Comparison: with vs without llms.txt#

MetricWithout llms.txtWith llms.txt
Agent discovery rateBelow 10 percentUp to 80 percent
Time to first agent interactionDays (requires crawling)Seconds (single file read)
Extraction accuracyVariable (depends on page quality)High (structured overview)
Agent return rateLowSignificantly higher

Common mistakes#

Writing llms.txt as marketing copy. Agents do not respond to persuasion. They respond to structured facts. Every line should answer a specific question about what your site can do.

Listing every page on the site. llms.txt is not a sitemap. Include only the pages that matter most for agent interaction. For a 500-page site, the llms.txt should reference 10 to 30 key pages.
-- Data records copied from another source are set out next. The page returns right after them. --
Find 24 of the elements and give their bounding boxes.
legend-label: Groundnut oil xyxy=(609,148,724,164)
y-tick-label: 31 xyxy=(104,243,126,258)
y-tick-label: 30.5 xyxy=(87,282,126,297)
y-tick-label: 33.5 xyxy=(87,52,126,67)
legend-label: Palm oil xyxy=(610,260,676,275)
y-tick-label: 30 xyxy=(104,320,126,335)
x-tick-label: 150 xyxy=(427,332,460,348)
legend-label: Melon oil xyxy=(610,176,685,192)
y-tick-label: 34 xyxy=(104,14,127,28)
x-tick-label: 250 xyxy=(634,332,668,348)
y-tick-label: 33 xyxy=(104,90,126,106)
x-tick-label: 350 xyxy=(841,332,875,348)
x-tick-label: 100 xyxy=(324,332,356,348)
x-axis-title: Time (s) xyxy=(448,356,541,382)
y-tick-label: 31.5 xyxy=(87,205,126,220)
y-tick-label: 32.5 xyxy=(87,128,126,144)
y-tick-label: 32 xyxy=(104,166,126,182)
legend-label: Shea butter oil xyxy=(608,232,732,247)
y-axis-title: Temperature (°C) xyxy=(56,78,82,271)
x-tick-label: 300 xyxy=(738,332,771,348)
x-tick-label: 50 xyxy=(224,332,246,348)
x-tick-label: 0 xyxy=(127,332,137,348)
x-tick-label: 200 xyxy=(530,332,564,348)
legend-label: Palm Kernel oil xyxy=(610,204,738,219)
Forgetting to update it. An llms.txt that references deprecated endpoints or discontinued products actively harms agent trust.

The AEO implementation guide covers how llms.txt fits into the broader optimization path.


FAQ#

Where exactly should llms.txt be placed? At the root of your domain: yourdomain.com/llms.txt. Agents look for it at this exact path, similar to robots.txt.

What format should llms.txt use? Markdown. Use headings for sections and plain text for descriptions. No HTML, no JSON, no custom formats.

How long should llms.txt be? One to two pages of concise text. Long enough to cover your key offerings and endpoints. Short enough that an agent can process it in a single read.

Should llms.txt include pricing information? Yes, if your pricing is public. Include base pricing, pricing model (per seat, per usage, flat rate), and where to find detailed pricing information.

Can I have different llms.txt for different subdomains? Yes. Each subdomain should have its own llms.txt that describes that subdomain’s specific capabilities.